Гангстеры (Эстергрен) - страница 5

Может, на самом деле именно это и было столь досадно — то, что ее удивительное спокойствие и собранность позволяли ей расслабиться. Возможно, она принадлежала к числу the untouchable few[2] — людей, для которых еще не все потеряно. Она сказала: «Мне конец…» Это было кокетством. Она всегда могла кому-то позвонить. Но ее спокойствие раздражало меня и по другой причине — в моем понимании оно свидетельствовало о презрении к пропавшему. Игнорируя пропавшего, она делала его присутствие еще более осязаемым. Если бы она вела себя менее вызывающе и проявила бы к нему должное уважение, неважно, искреннее или нет, нам было бы в каком-то смысле проще забыть его, мы бы вместе скорбели о нем, и наша печаль сблизила бы нас, так что в конце концов для него между нами не нашлось бы места. Может показаться абсурдным, что, отворачиваясь от человека, ты еще острее ощущаешь его присутствие, но возможно, нет ничего удивительного в том, что худшие из еретиков обычно создают наиболее яркий образ того, чье существование они отрицают.

Сам я был напуган, взвинчен, напряжен. Мне надо было выбраться из этой квартиры, чтобы увидеть что-то помимо моего собственного отражения в большом зеркале возле входной двери, услышать что-то помимо стрекотания пишущей машинки, почувствовать запах не только кофе, пота и сигарет, но и чего-то другого. Но я не знал, как оттуда бежать. Окружающий мир был зловещ и полон угроз. Я не мог представить себе, что будет через два дня, а если бы кто-то спросил: «Как будет выглядеть твоя жизнь через двадцать пять лет?», я бы ответил молчанием, а может, вообще не понял вопроса. А если бы он кроме того рассказал, где и при каких обстоятельствах я, двадцать пять лет спустя, буду заканчивать эту рукопись, я бы не поверил ни единому его слову, счел бы это дешевым розыгрышем, глупой шуткой над молодым человеком без каких-либо планов на будущее.

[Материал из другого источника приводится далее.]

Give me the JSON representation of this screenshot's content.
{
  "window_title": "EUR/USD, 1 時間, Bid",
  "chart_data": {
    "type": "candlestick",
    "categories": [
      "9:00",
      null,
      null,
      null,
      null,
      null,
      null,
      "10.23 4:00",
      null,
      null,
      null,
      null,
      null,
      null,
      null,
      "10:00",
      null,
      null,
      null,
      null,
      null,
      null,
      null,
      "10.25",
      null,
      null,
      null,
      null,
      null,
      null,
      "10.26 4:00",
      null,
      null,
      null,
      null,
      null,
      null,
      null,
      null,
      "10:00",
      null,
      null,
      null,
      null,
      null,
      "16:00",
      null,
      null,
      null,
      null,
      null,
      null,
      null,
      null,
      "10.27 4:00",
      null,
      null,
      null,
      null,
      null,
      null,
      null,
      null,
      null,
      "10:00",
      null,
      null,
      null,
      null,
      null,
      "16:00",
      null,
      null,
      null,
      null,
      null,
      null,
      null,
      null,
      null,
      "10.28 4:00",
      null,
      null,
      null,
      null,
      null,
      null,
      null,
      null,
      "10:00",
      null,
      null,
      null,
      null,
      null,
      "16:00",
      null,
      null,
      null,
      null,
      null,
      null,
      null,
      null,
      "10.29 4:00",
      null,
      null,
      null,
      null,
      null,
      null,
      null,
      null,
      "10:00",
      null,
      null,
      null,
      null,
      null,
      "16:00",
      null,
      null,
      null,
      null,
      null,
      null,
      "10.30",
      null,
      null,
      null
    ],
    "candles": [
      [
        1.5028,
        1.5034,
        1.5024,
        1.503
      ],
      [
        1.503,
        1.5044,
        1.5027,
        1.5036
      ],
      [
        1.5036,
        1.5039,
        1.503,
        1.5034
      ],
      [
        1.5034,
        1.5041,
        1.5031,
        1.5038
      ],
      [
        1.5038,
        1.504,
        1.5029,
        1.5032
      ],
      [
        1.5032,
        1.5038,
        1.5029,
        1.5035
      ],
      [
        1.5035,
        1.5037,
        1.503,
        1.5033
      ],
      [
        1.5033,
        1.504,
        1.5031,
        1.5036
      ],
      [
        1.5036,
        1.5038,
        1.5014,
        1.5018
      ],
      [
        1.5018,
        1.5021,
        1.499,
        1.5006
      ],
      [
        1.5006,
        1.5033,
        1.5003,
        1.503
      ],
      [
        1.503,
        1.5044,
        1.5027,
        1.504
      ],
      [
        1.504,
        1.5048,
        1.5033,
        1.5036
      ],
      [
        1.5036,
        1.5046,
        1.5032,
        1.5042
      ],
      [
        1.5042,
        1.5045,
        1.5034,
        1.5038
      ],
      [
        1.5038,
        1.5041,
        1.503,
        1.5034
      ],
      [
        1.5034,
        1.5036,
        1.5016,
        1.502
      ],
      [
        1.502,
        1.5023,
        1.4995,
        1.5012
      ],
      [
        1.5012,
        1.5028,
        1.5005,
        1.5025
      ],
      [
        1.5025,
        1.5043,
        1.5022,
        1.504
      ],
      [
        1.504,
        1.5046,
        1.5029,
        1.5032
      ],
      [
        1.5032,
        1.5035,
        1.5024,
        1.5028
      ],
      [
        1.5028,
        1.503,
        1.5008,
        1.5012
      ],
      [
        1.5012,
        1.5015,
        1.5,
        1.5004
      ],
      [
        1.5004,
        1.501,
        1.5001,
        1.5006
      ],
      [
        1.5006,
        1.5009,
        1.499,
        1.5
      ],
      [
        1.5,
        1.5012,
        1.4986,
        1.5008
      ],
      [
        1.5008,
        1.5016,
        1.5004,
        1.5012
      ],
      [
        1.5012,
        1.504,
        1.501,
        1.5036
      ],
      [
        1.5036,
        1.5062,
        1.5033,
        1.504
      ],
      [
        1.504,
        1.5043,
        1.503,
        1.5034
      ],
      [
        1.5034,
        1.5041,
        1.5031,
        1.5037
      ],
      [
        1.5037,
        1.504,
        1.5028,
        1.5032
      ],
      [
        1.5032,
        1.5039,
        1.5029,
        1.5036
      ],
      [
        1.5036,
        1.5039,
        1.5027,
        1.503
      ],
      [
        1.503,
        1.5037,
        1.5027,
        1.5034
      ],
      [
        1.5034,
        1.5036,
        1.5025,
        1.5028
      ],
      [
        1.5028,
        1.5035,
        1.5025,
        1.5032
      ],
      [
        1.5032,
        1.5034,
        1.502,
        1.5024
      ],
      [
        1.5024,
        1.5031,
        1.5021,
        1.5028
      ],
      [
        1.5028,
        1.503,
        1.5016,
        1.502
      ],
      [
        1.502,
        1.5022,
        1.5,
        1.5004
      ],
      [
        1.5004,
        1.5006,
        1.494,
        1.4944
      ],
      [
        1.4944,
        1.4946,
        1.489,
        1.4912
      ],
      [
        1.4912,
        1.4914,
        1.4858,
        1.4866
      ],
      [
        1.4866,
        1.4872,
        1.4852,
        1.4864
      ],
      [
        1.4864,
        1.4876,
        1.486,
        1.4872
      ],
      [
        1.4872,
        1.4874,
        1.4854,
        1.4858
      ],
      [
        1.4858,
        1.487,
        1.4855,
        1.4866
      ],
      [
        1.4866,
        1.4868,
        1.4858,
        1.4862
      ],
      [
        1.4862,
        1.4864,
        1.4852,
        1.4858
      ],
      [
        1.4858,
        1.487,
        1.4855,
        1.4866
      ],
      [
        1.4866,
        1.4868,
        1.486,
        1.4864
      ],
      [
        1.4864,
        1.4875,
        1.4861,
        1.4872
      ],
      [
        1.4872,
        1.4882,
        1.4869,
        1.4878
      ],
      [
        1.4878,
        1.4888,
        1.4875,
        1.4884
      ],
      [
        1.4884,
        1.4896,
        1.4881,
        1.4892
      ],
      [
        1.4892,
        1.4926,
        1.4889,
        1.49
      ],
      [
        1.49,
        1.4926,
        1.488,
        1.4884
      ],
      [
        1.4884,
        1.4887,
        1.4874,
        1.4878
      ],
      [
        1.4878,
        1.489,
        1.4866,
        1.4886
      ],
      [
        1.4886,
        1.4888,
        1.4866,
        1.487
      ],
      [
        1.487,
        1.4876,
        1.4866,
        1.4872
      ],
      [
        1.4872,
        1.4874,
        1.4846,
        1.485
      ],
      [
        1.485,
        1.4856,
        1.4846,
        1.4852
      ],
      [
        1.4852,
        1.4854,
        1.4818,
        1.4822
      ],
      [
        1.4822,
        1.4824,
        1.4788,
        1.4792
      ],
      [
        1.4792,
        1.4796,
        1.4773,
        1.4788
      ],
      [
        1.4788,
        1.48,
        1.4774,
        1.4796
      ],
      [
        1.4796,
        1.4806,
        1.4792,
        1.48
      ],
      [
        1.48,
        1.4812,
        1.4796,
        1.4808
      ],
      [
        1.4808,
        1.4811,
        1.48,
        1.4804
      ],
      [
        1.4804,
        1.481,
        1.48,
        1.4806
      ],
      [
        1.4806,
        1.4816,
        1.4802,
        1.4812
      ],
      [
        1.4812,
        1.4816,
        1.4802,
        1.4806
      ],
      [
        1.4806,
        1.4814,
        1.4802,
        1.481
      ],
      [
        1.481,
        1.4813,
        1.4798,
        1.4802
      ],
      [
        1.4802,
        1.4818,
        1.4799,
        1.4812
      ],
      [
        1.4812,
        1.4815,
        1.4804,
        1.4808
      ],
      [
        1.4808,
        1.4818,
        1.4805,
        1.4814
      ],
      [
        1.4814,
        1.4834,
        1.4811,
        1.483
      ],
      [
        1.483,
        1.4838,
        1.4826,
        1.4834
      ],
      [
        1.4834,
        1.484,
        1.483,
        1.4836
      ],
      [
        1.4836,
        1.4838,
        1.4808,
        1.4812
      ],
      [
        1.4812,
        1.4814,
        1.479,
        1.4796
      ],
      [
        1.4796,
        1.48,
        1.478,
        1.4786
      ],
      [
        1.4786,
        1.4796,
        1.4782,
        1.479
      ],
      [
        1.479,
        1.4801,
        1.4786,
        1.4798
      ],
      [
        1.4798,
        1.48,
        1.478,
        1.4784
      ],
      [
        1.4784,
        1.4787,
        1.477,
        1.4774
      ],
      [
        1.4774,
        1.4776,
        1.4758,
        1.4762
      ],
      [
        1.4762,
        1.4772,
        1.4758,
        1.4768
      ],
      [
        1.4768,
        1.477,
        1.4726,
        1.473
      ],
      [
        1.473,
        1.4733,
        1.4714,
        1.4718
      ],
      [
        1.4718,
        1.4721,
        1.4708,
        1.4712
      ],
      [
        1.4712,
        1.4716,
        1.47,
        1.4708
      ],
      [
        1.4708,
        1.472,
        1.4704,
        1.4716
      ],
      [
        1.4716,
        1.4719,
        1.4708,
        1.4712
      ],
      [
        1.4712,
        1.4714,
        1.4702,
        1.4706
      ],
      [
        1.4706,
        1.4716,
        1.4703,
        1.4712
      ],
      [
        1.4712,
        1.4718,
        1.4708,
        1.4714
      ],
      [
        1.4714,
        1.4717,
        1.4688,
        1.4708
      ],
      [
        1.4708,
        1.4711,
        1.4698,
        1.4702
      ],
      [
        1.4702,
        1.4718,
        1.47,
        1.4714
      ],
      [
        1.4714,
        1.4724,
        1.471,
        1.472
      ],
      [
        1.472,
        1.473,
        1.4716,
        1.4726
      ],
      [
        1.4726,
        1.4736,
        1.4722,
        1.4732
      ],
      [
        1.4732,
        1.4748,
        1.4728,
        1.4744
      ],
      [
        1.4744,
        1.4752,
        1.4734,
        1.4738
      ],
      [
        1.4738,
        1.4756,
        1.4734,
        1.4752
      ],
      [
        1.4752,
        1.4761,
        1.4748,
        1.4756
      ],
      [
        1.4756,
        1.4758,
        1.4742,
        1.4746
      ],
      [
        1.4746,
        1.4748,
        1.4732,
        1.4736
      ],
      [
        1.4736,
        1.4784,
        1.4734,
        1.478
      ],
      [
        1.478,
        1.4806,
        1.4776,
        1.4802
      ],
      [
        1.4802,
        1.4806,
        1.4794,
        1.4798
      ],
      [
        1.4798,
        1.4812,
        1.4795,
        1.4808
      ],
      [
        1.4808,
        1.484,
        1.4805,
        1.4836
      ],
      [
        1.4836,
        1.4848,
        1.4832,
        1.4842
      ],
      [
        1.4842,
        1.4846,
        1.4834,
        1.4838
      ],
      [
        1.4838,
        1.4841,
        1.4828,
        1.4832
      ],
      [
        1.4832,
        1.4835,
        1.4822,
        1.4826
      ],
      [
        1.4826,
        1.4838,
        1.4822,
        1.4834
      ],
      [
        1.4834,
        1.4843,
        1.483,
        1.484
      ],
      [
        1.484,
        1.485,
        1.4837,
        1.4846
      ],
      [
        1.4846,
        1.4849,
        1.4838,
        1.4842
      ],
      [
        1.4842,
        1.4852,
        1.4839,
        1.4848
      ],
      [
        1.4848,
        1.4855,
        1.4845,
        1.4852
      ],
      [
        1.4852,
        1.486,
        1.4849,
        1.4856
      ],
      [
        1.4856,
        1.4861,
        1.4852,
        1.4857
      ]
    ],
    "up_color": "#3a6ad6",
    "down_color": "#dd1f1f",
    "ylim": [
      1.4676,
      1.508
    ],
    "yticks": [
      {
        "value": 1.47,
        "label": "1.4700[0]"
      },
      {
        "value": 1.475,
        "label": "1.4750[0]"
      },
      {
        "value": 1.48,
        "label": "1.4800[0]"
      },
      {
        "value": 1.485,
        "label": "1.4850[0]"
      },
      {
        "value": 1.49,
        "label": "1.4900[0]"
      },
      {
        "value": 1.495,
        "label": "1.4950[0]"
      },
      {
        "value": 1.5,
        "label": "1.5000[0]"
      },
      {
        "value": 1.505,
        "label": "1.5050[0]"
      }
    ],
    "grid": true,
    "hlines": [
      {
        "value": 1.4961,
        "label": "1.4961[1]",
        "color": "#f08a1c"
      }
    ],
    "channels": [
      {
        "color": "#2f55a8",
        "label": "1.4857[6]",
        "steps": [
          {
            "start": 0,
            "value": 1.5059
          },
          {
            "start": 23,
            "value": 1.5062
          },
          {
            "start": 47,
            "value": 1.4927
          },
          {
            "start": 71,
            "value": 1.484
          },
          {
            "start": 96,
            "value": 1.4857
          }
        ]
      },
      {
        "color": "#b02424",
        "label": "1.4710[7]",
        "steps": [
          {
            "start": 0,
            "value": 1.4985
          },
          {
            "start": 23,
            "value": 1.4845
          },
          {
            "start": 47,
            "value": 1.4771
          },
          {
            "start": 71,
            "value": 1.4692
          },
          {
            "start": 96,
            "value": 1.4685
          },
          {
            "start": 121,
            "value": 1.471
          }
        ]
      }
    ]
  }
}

Ибо то место, где я сейчас нахожусь, и дело, которое намерен довести до конца, во многом необычны. Я сижу в оранжерее, под виноградной лозой, возле смоковницы. Прямо над моей головой они и встречаются — виноградная гроздь и две почти созревшие фиги. За моей спиной стоят два небольших оливковых дерева, а передо мной, по ту сторону стола, растет лавр. Оранжерея располагается на возвышенности в южной Швеции, сквозь тополиную аллею виднеется Балтийское море, на юге — луга, где пасутся овцы, на западе — поля, где зреют злаки, а на севере — курган с каменными изгородями, зарослями можжевельника и большим дубом. Пейзаж этот практически не менялся вот уже несколько тысяч лет. Спокойное, как может показаться, место, подходящее для подведения разного рода итогов.